Exide’s Q2FY23 revenue grew 13% YoY (3-yr CAGR at 13%) to Rs37.2bn, in sync with our estimates. EBITDA was flat YoY (3-yr CAGR at 4%) at Rs4.1bn, missing our estimate by 4% due to higher other expenses. QoQ, EBITDA margin expanded by 120bps, mainly owing to price increases and lower cost of lead. Factoring-in better revenue, margin and other income assumptions, we increase our FY23-25E EPS by 5- 9%. Despite losing out in the PLI-ACC scheme, EXID plans to set up a lithium-ion cell manufacturing facility, commissioning of which is expected after two years. Any progress on tie-ups with OEMs for battery supplies could provide clarity on Exide’s long-term growth prospects. We retain HOLD, with TP of Rs190 (Rs176 earlier), based on 11x Dec-24E EPS (Sep-24E earlier) and value of HDFC Life stake at Rs48/share. Key downside risks: Lower-than-expected demand in key geographies, increased competitive intensity, and adverse movement in commodity prices/currency rates.

EBITDA misses estimates: Revenue grew 13% YoY (3-yr CAGR at 13%) to Rs37.2bn, in line with our estimates. Company has indicated that demand was upbeat in Automotive for both, the OEM and Replacement segments. Industrials also witnessed healthy growth. EBITDA was flat YoY (3-yr CAGR at 4%) at Rs4.1bn, at a 4% miss on our estimates due to higher other expenses. On a sequential basis, EBITDA margin expanded by 120bps, mainly on price increases and lower cost of lead.
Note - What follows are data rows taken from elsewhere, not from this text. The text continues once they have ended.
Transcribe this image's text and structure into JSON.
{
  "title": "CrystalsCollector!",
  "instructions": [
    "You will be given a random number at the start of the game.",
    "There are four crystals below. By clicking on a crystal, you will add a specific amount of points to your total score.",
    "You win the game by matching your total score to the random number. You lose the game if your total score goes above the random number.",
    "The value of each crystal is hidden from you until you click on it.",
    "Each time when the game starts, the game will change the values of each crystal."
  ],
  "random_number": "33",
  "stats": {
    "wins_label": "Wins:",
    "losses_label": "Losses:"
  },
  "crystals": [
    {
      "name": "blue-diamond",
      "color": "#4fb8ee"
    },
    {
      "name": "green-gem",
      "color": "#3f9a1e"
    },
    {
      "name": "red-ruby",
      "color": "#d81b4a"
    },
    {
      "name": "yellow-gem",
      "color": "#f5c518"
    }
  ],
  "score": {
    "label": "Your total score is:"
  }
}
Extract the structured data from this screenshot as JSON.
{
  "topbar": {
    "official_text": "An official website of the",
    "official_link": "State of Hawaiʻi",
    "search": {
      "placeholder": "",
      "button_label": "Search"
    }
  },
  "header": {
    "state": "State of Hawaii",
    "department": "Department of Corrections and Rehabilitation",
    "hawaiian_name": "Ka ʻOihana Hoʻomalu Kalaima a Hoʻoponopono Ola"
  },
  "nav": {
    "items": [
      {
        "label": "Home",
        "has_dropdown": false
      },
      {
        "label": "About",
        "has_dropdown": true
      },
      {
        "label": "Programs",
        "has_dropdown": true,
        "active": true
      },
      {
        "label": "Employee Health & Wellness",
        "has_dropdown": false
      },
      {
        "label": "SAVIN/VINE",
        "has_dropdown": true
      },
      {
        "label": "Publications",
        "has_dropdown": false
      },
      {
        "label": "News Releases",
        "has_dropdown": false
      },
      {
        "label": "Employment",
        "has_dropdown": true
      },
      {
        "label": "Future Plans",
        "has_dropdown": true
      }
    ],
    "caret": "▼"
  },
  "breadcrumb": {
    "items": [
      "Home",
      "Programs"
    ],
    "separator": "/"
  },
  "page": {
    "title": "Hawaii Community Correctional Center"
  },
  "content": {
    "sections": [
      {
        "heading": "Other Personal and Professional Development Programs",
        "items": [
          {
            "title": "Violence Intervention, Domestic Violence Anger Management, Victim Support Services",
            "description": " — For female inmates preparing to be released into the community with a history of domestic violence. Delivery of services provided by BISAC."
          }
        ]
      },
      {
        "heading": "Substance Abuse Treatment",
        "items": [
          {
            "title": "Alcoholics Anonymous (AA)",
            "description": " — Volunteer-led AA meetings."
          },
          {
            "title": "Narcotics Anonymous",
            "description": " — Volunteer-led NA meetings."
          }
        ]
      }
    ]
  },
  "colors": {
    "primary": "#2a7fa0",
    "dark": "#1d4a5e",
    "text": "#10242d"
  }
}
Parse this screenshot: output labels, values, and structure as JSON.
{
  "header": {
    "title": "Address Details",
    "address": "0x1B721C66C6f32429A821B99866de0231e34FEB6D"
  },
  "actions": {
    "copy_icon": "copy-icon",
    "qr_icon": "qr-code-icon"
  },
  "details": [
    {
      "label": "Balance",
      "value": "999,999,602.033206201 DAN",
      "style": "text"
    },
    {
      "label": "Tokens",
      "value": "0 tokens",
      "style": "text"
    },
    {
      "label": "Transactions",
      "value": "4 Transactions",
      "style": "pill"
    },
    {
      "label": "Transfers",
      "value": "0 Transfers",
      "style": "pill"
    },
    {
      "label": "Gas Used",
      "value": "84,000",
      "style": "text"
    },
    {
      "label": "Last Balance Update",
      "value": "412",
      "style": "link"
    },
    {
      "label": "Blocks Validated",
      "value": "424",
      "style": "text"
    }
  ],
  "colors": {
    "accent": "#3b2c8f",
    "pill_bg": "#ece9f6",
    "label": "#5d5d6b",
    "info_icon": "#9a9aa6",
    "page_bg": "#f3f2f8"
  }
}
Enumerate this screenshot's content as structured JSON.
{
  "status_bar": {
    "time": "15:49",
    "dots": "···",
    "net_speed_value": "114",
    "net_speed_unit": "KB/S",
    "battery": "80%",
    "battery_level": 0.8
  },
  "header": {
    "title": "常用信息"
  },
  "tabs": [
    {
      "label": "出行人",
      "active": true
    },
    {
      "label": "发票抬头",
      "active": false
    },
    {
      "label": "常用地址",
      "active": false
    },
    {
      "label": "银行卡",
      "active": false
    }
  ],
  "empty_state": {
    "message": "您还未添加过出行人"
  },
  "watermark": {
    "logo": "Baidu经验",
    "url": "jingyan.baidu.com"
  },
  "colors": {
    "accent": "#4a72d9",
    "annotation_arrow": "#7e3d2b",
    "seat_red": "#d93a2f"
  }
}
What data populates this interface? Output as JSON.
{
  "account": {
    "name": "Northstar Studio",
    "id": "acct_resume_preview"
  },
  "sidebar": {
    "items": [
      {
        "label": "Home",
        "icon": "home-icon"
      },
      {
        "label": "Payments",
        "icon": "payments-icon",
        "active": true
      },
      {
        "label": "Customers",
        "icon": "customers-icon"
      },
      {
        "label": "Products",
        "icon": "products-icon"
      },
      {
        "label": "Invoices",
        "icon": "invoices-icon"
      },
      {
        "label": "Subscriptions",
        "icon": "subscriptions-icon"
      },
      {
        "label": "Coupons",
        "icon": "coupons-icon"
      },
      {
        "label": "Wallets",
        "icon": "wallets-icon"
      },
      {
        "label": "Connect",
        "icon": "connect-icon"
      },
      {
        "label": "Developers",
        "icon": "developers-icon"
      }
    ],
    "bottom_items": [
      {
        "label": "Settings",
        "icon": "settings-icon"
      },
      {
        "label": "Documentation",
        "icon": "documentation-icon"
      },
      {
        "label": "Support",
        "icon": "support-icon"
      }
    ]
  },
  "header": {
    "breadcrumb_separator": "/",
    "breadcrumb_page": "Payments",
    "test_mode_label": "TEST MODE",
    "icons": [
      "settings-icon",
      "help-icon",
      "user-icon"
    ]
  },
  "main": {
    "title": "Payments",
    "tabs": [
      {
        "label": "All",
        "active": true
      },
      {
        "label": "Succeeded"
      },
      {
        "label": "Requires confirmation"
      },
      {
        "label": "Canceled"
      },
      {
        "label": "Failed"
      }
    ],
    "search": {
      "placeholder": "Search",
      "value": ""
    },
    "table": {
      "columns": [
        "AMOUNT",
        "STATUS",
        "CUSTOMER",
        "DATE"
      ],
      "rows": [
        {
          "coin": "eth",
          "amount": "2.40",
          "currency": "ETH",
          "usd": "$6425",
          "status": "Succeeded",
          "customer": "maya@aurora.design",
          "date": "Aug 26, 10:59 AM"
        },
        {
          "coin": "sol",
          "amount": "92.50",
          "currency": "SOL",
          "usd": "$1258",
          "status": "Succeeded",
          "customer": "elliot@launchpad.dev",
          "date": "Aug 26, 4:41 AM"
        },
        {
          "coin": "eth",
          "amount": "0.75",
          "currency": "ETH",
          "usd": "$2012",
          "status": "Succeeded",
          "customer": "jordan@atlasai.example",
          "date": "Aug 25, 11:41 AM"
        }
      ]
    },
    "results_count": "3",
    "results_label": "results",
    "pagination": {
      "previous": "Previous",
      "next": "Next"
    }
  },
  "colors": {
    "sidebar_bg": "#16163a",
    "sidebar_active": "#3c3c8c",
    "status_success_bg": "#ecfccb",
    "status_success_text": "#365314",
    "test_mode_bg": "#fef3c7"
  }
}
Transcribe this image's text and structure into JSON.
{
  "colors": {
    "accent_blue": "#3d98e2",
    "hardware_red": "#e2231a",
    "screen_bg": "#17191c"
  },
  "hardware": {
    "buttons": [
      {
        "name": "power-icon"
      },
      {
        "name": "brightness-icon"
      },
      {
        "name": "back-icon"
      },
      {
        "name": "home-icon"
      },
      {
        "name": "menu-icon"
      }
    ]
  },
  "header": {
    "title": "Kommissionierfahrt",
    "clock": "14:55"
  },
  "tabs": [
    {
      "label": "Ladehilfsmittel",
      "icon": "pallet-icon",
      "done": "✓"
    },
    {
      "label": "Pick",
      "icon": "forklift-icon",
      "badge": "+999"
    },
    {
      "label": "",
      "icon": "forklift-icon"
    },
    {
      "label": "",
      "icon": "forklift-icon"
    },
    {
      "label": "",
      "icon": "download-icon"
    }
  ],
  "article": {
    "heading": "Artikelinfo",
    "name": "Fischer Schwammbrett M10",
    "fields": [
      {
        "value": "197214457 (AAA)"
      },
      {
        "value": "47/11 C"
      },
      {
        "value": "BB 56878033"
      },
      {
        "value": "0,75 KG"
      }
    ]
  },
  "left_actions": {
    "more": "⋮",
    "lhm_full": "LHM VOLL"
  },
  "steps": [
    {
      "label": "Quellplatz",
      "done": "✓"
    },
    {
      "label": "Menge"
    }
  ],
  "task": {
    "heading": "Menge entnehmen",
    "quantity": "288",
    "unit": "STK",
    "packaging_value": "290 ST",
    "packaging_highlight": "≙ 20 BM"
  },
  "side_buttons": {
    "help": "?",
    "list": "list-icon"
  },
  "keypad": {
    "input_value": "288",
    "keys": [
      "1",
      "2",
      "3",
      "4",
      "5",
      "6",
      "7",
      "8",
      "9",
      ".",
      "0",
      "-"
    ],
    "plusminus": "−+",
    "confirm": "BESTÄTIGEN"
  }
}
Overall, adjusted PAT grew 5% YoY (3-yr CAGR at 1%) to Rs2.5bn, above our estimate due to higher other income. Other income grew 226% to Rs356mn. What we liked: 1) Demand remains buoyant in both, the automotive and industrial segments. 3) Margins to improve ahead, on favorable input costs. What we did not like: Lower margin expansion (20bps QoQ) in Q2 vs Amara Raja Batteries (340bps QoQ).